As a footballer with Tranmere and Crewe Mark Palios probably thought, as most players do, that the Football Association was out of date and out of touch, staffed by buffoons and freeloaders. After his experience yesterday, in his new position as its chief executive, that opinion will not have changed.
As Palios attempted to defend the FA's appalling management of the Alan Smith affair, he gave every impression of a man out of his depth and drowning in public. This was partly due to his inexperience but also to poor briefing and inherited mismanagement. To the astonishment of the media he was unaware, before meeting the press, that Smith had been replaced in the squad by James Beattie, a man 14 months into a 30-month drink-driving sentence. Was Beattie to be sent home? He did not know. He would have to ascertain the facts and consult.
He was also forced to admit the FA had been unaware that Nicky Butt, the Manchester United midfielder, had played three internationals while on police bail following an allegation of assault. The FA's policy as it referred to England selection criteria, was, he admitted, being made up as they went along.
With such confusion affecting their governing body it was no wonder the players were, as Palios admitted, "angry". His own relationship with them was, he said, "extremely difficult". After meeting on Thursday night, the players pulled back from repeating the threat to strike made last month but the FA was, according to the chief executive of the Professional Footballers Association, Gordon Taylor, "testing the limits of the players - you wouldn't treat a dog like this".
Taylor added: "Alan Smith has been humiliated. The England team is like the hokey-cokey, you're in, then you're out. The team are upset when the very body which wants them to run through walls and qualify for Europe, as they have done, act like this. The match against Denmark [tomorrow] should have been a celebration of qualifying. Now it's been tarnished. The players love playing for England but I am wondering how far the FA can go before the players consider giving it [England] up."

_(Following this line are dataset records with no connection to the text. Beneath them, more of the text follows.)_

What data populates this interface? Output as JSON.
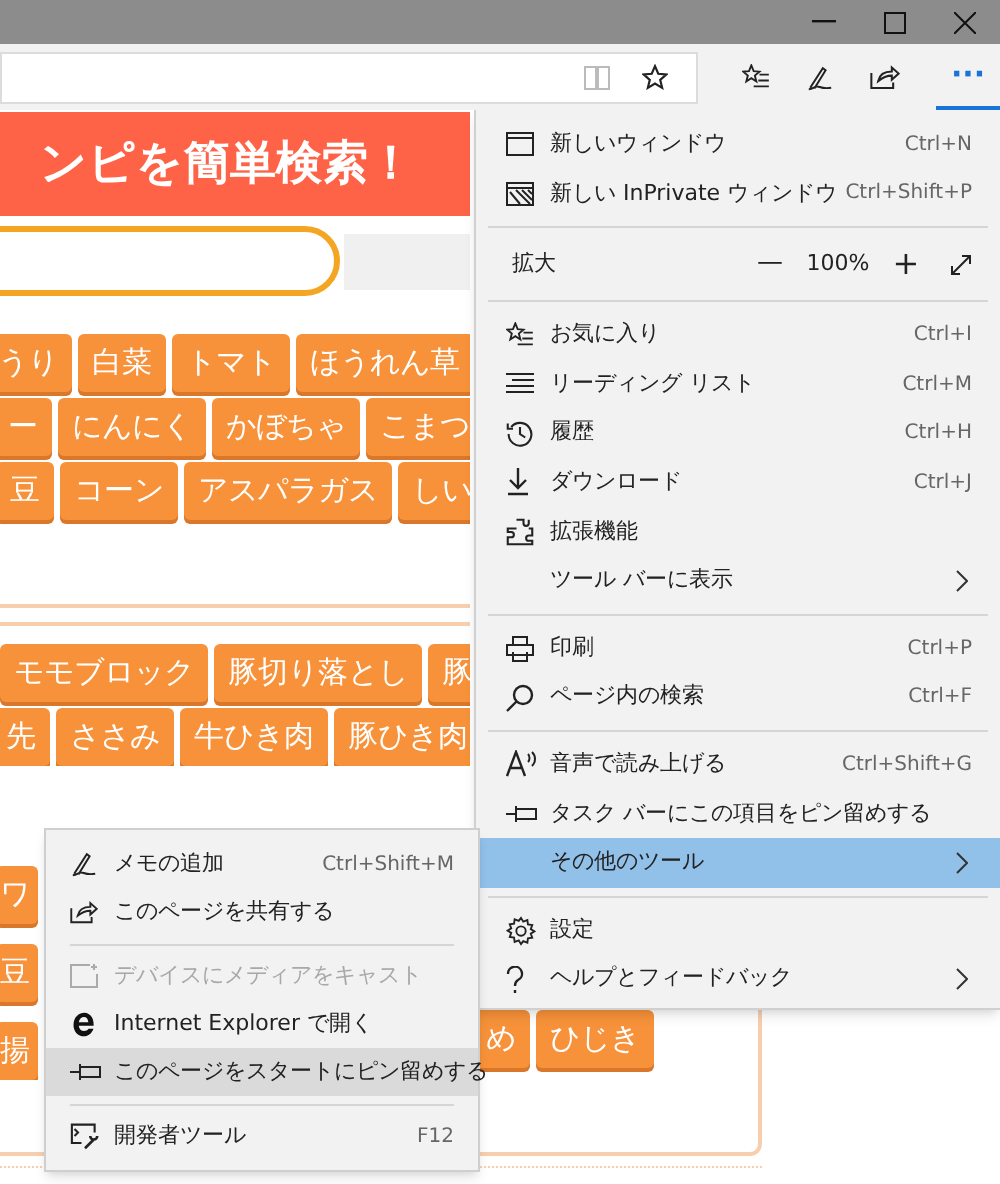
{
  "browser": {
    "more_button": {
      "label": "···",
      "selected": true
    }
  },
  "page": {
    "banner": "ンピを簡単検索！",
    "tag_rows": [
      [
        "うり",
        "白菜",
        "トマト",
        "ほうれん草"
      ],
      [
        "ー",
        "にんにく",
        "かぼちゃ",
        "こまつ"
      ],
      [
        "豆",
        "コーン",
        "アスパラガス",
        "しい"
      ],
      [
        "モモブロック",
        "豚切り落とし",
        "豚"
      ],
      [
        "先",
        "ささみ",
        "牛ひき肉",
        "豚ひき肉"
      ]
    ],
    "lower_left_tags": [
      "ワ",
      "豆",
      "揚"
    ],
    "lower_right_tags": [
      "め",
      "ひじき"
    ]
  },
  "menu": {
    "items": [
      {
        "kind": "item",
        "label": "新しいウィンドウ",
        "shortcut": "Ctrl+N",
        "selected": false,
        "submenu": false
      },
      {
        "kind": "item",
        "label": "新しい InPrivate ウィンドウ",
        "shortcut": "Ctrl+Shift+P",
        "selected": false,
        "submenu": false
      },
      {
        "kind": "separator"
      },
      {
        "kind": "zoom",
        "label": "拡大",
        "minus": "—",
        "value": "100%",
        "plus": "+"
      },
      {
        "kind": "separator"
      },
      {
        "kind": "item",
        "label": "お気に入り",
        "shortcut": "Ctrl+I",
        "selected": false,
        "submenu": false
      },
      {
        "kind": "item",
        "label": "リーディング リスト",
        "shortcut": "Ctrl+M",
        "selected": false,
        "submenu": false
      },
      {
        "kind": "item",
        "label": "履歴",
        "shortcut": "Ctrl+H",
        "selected": false,
        "submenu": false
      },
      {
        "kind": "item",
        "label": "ダウンロード",
        "shortcut": "Ctrl+J",
        "selected": false,
        "submenu": false
      },
      {
        "kind": "item",
        "label": "拡張機能",
        "selected": false,
        "submenu": false
      },
      {
        "kind": "item",
        "label": "ツール バーに表示",
        "selected": false,
        "submenu": true
      },
      {
        "kind": "separator"
      },
      {
        "kind": "item",
        "label": "印刷",
        "shortcut": "Ctrl+P",
        "selected": false,
        "submenu": false
      },
      {
        "kind": "item",
        "label": "ページ内の検索",
        "shortcut": "Ctrl+F",
        "selected": false,
        "submenu": false
      },
      {
        "kind": "separator"
      },
      {
        "kind": "item",
        "label": "音声で読み上げる",
        "shortcut": "Ctrl+Shift+G",
        "selected": false,
        "submenu": false
      },
      {
        "kind": "item",
        "label": "タスク バーにこの項目をピン留めする",
        "selected": false,
        "submenu": false
      },
      {
        "kind": "item",
        "label": "その他のツール",
        "selected": true,
        "submenu": true
      },
      {
        "kind": "separator"
      },
      {
        "kind": "item",
        "label": "設定",
        "selected": false,
        "submenu": false
      },
      {
        "kind": "item",
        "label": "ヘルプとフィードバック",
        "selected": false,
        "submenu": true
      }
    ]
  },
  "submenu": {
    "items": [
      {
        "kind": "item",
        "label": "メモの追加",
        "shortcut": "Ctrl+Shift+M",
        "selected": false,
        "disabled": false
      },
      {
        "kind": "item",
        "label": "このページを共有する",
        "selected": false,
        "disabled": false
      },
      {
        "kind": "separator"
      },
      {
        "kind": "item",
        "label": "デバイスにメディアをキャスト",
        "selected": false,
        "disabled": true
      },
      {
        "kind": "item",
        "label": "Internet Explorer で開く",
        "selected": false,
        "disabled": false
      },
      {
        "kind": "item",
        "label": "このページをスタートにピン留めする",
        "selected": true,
        "disabled": false
      },
      {
        "kind": "separator"
      },
      {
        "kind": "item",
        "label": "開発者ツール",
        "shortcut": "F12",
        "selected": false,
        "disabled": false
      }
    ]
  }
}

Taylor, who initially welcomed the appointment of Palios, added of the former PFA member, "for someone who was in the game, things have been handled in an insensitive manner". Palios, who only took office in July, said he did not feel his job was under threat as he "had the confidence" of senior FA officials and committee men. This may be because they are also responsible for the chaos having been consulted by Palios over both Smith and Beattie.
It was finally decided that Beattie would stay. An unattributed FA statement said that Smith "is the subject of an ongoing police investigation whereas the case of Beattie has been disposed off by a court ... he has been punished under the laws of the land while we don't know the outcome of the Alan Smith case and he is on police bail". This is true but, as Palios himself said, "clearly the potential to do damage is greater if you drink-drive".
The inconsistency is highlighted by Butt playing three internationals, including last month's crucial qualifier in Istanbul, while on police bail. "If it had been known we would have deemed it inappropriate that he should play," Palios said. "No one at the FA knew. That is unacceptable." It is also, given the extensive media coverage, unbelievable.
Palios will now institute a study of the FA's internal communications, both to find out how the fiasco occurred and to prevent a repeat. This is likely to mean logging the progress of any remotely criminal event involving a potential England player and referring to it before squad selection.
He will also conduct a review of the FA's criteria for England selection, hopefully in conjunction with the PFA. Historically, the FA has always felt that England players should meet higher standards than the herd. Forty years ago, Stan Anderson, the Sunderland midfielder, did not play for the senior team for two years after being dismissed in a B international. More recently, players serving domestic suspensions for violent conduct offences were ruled ineligible for the national team.
Realpolitik ended those policies and the new puritanism is not entirely morally motivated. Concern about sponsorships is a factor. However, the lack of a consistent policy has had the FA tying itself in knots this week and again driving a wedge between the officials and the players. What happens if Michael Owen or David Beckham is made the subject of a spurious assault claim in the build up to the European Championship?
Palios said the FA was leaning towards framing a policy banning anyone on police bail. "How does it look if someone plays for England while on bail?" he asked. "At the England team level, the players are very much at the pinnacle of the game and have a responsibility to the shirt."
However, it was pointed out that, should an international be bailed over the recent Grosvenor House Hotel rape claim, the FA, by dropping him, would be outing him before his name was made public. When some considered perspective is applied, it may be that the final policy is one of banning players once charged, as used to be the case, while reserving the right to act earlier in serious cases. In the meantime, there is a lot of fence-building to be done.
* The FA yesterday confirmed that England will play Sweden in a friendly in Gothenburg on 31 March, providing the two teams are not drawn in the same Euro 2004 group.